Аймат заглянул в шлюпку и увидела белобрысый затылок и опухшую красную щёку того самого сержанта, который привёз её в форт.
— Остальных привезём завтра! — сказал Ардай. — А сейчас скорее к берегу. В форту остались почти одни только яванские солдаты.
— Скорее, пока не узнали в Серанге и не прислали в форт подкреплений! — подхватил Гудар.
Вся флотилия повстанцев, ударив вёслами по воде, двинулась к форту.
Глава двадцать восьмая
Конец надежде
Адъютанты, приближённые и секретари окружали генерал-губернатора Даймер-ван-Твиста в его Бейтензоргском дворце. Сюда не доходили ни тревожные сигналы с западного берега, ни доклады о «брожении» на восточных островах.
Дворец индийского наместника свита превращала в недоступную для смертных резиденцию. Приёмы обставлялись с провинциальной пышностью. Скучая в тропиках, вдали от Европы, свита Даймер-ван-Твиста очень точно соблюдала все подробности европейского дворцового этикета. На большой приём в Батавию генерал-губернатор выезжал только раз в месяц. Аудиенции к нему надо было добиваться неделями. Замкнувшись от всего света, не видя и не замечая того, что происходит в колониях, свита генерал-губернатора играла в маленький королевский двор.
Эдвард письмом испросил у генерал-губернатора короткой аудиенции по важному делу.
— Его превосходительство болен и не принимает, — ответили ему.
Даймер-ван-Твист действительно был болен: у него вскочил гнойный прыщ на ноге.
Эдвард выждал неделю и попросил аудиенции второй раз.
— Его превосходительство едва оправились после болезни и принимает исключительно по важным делам, — объяснили Эдварду.
Минуя всех чиновников, Эдвард пошёл к самому личному адъютанту генерал-губернатора — барону Ван-Хеердту.
Он просил о получасовом разговоре с его высокопревосходительством.
Этого разговора было бы достаточно, чтобы разъяснить всё дело, решить судьбу его и его семьи, освободить Лебак от регента Адхипатти, принять меры к облегчению положения туземцев в этом округе.

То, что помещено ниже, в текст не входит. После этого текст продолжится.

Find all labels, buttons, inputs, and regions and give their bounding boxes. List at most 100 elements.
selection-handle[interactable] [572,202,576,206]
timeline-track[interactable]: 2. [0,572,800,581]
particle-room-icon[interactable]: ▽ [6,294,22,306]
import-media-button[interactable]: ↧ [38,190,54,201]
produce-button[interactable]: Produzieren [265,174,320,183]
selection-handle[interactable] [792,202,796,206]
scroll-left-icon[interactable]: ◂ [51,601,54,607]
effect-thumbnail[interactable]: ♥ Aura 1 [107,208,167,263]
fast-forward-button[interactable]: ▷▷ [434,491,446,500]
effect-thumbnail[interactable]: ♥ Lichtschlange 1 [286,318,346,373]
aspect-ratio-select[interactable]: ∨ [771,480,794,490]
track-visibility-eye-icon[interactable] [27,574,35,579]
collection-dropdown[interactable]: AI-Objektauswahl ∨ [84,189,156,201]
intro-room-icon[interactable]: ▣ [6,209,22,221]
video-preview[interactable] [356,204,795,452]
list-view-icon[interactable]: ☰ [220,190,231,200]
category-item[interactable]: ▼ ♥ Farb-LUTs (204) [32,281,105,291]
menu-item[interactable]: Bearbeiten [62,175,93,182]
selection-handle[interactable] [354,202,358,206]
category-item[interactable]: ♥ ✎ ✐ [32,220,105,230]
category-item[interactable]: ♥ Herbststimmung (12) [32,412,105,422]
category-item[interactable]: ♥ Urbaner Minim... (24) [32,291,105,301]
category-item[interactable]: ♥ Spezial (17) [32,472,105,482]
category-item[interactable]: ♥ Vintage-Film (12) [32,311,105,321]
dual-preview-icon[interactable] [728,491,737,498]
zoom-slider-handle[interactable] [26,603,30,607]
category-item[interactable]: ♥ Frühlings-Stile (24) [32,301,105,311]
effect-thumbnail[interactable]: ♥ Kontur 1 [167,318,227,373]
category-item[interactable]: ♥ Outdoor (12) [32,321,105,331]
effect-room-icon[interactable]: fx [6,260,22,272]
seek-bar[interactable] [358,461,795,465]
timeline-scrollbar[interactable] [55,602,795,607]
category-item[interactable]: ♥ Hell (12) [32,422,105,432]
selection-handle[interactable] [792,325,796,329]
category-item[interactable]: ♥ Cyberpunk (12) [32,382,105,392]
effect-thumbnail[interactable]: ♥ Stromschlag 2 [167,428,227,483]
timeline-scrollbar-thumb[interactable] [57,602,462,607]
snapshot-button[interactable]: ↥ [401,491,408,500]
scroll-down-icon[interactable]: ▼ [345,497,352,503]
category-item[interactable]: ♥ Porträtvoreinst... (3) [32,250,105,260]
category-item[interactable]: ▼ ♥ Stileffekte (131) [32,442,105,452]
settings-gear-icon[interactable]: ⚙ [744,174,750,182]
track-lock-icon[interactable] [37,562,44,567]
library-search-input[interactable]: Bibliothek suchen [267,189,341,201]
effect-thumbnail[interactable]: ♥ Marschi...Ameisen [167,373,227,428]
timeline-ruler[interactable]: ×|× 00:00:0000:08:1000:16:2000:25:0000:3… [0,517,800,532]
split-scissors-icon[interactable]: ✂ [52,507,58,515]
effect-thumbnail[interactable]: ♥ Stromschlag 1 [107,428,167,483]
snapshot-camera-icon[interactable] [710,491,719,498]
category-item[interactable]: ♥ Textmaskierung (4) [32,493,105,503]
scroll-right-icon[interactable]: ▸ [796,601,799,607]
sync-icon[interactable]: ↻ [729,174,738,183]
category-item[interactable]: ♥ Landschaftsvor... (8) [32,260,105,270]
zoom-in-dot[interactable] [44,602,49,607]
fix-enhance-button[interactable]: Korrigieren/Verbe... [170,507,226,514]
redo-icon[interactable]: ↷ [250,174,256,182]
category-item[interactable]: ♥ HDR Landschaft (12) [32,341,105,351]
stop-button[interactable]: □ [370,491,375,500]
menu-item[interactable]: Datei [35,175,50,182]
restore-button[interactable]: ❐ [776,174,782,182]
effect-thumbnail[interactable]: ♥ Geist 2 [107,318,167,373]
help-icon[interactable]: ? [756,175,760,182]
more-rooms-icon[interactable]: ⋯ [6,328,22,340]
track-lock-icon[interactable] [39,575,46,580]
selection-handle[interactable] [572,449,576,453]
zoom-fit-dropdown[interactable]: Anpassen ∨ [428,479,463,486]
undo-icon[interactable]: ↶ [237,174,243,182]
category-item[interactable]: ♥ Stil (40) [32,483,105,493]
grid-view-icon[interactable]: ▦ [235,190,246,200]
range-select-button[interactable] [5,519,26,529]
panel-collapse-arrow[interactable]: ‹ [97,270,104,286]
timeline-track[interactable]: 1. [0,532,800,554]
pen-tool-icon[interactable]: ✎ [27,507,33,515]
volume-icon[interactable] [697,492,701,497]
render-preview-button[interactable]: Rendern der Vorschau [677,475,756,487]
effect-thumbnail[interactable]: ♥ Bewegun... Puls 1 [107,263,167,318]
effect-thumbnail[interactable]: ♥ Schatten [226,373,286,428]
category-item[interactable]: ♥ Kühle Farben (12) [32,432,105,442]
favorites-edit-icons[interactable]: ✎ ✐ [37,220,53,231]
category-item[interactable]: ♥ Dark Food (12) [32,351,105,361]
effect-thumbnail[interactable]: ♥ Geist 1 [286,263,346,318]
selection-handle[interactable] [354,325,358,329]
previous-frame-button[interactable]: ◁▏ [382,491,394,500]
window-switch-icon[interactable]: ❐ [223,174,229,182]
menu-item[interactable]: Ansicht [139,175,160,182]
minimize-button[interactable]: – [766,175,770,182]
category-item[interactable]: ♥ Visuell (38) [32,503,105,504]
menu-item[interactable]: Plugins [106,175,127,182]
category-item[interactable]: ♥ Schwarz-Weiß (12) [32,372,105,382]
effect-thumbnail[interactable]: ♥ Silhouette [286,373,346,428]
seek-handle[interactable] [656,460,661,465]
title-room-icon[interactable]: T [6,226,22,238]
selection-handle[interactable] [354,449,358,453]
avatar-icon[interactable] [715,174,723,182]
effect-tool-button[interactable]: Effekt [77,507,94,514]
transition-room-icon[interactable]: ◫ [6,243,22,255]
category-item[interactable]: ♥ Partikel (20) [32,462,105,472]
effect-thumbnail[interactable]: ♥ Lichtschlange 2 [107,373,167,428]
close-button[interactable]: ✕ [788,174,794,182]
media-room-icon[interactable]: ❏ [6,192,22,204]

Прямая и резкая манера Эдварда разговаривать, худоба и нервность лица, настойчивость его просьбы произвели впечатление на барона.
— Кажется, у этого Деккера из южного Бантама действительно важное дело, — сказал барон генерал-губернатору. — Может быть, вы, ваше высокопревосходительство, не откажетесь его выслушать?
Его высокопревосходительство подумал с минуту. Если бы это была просьба о переводе на лучшее место или о повышении оклада, генерал-губернатор выслушал бы Деккера. Но этот человек восставал против всей системы, против системы, на которой держались могущество Голландии в колониях, её спокойствие, её доходы.